Variable drilling results in a more even crop resulting in less disease pressure, less risk of lodging, better use of inputs and higher yields.

“We have always approached variable rate drilling with a mindset that it is not about saving seed, but ensuring that we are using seed as efficiently as we can; drilling the right amount of seed for the soil in a particular area at a certain time. Its all about marginal gains, even a 1% improvement in yields pays for any extra seed that may be required,” says Mr Woods.

“Historically we have based our plans on a limited amount of data based on more traditional methods of soil sampling which then created ‘zones’ across fields,” he says.

However after having the whole farm TerraMapped summer 2022 and moving over to the Omnia Digital Farming system, Mr Woods has been very impressed by the level of detail and accuracy from TerraMap – having shown up clear variations in the soils that had not been seen before.

“It has brought about a complete step change in the level of information and given us a much deeper insight into what is happening in our soils than we ever thought possible.”

TerraMap is Hutchinsons revolutionary soil scanning service that provides greater definition and more accurate soil maps than any other system enabling growers and agronomists to make the most of precision technology.

It does this by providing high definition mapping of all common nutrient properties, pH, soil texture, organic matter and CEC as well as elevation and plant available water. It also measures the levels of P, K, Mg, pH and % of clay, sand, silt, texture and elevation as well as calcium, manganese, boron, copper, molybdenum, iron, zinc, sulphur, OM, CEC and plant available water and soil organic carbon.

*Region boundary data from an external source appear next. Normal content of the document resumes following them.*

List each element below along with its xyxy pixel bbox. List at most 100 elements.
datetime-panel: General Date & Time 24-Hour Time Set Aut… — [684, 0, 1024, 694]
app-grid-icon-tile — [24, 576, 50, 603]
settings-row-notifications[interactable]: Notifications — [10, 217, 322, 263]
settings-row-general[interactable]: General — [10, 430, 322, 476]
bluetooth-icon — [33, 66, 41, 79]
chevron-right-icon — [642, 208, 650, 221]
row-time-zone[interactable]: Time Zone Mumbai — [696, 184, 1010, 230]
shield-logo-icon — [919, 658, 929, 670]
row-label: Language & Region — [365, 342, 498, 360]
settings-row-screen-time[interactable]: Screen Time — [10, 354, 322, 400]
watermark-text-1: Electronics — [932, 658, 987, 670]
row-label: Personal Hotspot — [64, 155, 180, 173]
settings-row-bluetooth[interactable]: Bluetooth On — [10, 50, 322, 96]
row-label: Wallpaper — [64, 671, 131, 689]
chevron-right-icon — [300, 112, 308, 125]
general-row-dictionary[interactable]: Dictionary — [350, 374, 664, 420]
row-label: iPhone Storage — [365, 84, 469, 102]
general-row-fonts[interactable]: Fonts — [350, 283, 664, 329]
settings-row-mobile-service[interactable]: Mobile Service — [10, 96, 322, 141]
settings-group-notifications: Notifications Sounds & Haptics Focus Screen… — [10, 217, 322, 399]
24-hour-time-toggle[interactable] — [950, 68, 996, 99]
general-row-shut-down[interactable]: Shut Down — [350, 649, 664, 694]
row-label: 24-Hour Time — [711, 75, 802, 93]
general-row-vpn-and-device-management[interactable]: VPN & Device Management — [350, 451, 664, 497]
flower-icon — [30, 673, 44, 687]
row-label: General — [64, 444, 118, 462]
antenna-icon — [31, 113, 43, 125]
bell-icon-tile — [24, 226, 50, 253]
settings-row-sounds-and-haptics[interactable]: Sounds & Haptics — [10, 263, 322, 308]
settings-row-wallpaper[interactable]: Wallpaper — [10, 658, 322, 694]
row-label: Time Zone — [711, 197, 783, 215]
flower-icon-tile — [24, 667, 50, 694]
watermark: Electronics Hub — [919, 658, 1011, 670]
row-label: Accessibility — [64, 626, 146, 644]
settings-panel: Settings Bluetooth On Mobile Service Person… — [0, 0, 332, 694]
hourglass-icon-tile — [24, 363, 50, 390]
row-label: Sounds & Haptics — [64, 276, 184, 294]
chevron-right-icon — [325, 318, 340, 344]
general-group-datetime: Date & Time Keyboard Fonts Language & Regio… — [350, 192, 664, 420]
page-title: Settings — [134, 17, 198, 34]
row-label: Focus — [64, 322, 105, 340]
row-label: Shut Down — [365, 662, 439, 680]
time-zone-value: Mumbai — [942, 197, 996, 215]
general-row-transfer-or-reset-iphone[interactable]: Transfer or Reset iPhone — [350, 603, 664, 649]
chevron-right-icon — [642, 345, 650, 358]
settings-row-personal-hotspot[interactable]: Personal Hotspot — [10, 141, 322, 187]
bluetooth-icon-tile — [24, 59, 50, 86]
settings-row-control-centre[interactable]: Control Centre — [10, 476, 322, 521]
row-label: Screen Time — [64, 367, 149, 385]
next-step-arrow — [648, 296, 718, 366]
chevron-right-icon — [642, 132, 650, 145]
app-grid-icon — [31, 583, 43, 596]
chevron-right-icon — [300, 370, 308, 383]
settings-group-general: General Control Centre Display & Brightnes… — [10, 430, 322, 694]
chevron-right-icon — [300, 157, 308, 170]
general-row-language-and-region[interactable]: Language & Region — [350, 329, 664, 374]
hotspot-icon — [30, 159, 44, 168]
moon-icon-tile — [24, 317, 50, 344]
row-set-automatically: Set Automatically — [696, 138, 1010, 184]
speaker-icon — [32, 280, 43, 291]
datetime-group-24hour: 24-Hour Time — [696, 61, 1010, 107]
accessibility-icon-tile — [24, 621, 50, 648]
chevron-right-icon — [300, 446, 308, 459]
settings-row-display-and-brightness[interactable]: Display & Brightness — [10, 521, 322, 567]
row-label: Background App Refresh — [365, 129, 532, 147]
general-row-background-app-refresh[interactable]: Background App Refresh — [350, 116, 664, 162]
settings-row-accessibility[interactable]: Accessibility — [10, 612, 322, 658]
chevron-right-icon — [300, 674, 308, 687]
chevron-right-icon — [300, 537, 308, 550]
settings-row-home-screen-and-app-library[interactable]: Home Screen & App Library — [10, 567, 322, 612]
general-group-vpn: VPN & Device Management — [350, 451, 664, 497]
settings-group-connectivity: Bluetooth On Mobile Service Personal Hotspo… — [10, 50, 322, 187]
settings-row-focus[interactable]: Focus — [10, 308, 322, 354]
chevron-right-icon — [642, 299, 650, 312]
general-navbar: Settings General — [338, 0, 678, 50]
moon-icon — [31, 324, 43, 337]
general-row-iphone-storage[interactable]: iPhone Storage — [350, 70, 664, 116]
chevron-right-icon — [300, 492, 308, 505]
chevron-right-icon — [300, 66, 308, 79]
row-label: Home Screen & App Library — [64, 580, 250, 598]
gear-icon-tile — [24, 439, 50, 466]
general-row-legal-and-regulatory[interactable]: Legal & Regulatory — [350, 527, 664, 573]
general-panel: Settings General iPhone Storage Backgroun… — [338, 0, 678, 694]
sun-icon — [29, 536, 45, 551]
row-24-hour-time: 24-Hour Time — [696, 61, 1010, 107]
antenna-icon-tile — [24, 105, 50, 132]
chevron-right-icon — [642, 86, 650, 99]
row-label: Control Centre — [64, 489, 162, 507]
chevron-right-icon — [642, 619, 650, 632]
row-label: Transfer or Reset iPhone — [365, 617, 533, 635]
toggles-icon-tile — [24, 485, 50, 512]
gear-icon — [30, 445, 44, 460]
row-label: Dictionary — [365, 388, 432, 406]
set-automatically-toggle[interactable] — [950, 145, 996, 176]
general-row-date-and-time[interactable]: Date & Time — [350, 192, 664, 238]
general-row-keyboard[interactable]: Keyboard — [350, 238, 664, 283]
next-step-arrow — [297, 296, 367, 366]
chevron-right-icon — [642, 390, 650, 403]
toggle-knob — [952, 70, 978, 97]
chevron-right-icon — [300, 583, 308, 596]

“This offers a unique understanding of how and why soil performs the way it does, and highlights in-field variations with clear digital maps. Analysing the data through Omnia, further allows tailored management plans and variable application maps to be created quickly and easily,” explains Omnia sales manager, Chris Hoskins, who has worked closely with Mr Woods to introduce Omnia to the business.

Mr Woods says: “TerraMap made it pretty clear that we had been generating variable rate plans on quite shallow and inaccurate data. For example pH is actually much more variable than we thought, as well as our soil texture.

“So going forward we will use this new level of data from TerraMap to generate much more accurate and precise drilling plans that work on a sub-field basis.”

It’s not just about relying on the data though, points out Mr Woods. “The dynamics of factors within fields are always changing and it’s important to take account of this. The day before we drill a field, we always walk it, just to confirm what the plans are telling us to do and then if we need to tweak the plans we do – say for example if there are slug issues that we need compensate for.”

“With Omnia it is really easy and straightforward to do this, so for example by creating a slug pressure map that we overlay onto the other layers and re-run the plans.”

Highlighting consistently less profitable areas

Omnia’s yield performance mapping allows users to identify and map areas of fields by categorising them in terms of the consistency of performance such as poorly consistent yield, good consistent yield etc – and adapt crop management accordingly, explains Mr Hoskins.

Given the continued pressure on margins, Mr Woods was keen to try this tool.

“It’s all very well looking at one year of yield data, but the real value is to be able to overlay several years of yields which give you the trends – and this is significant,” he says.

“In doing so, we have identified areas of fields that are inconsistent- don’t yield well year in and out – so we can focus on why and what can be done to address this, or where underlying problems cannot be rectified, we may consider taking these out of production and putting them into some sort of environmental stewardship option.”

“Looking at an overview of yield performance over several years allows us to make much more informed strategic business decisions going forward.”

“Omnia is not fussy about using data from other systems so we were able to input all of the old yield maps, and soil information into the system and then and overlaying this information with more recent yield and TerraMap data.”

Mr Hoskins adds: “The next step is to input actual financial costings information into Omnia and use its cost of production mapping functionality to highlight areas of the farm and individual fields that can consistently deliver a profit, and those that cannot.”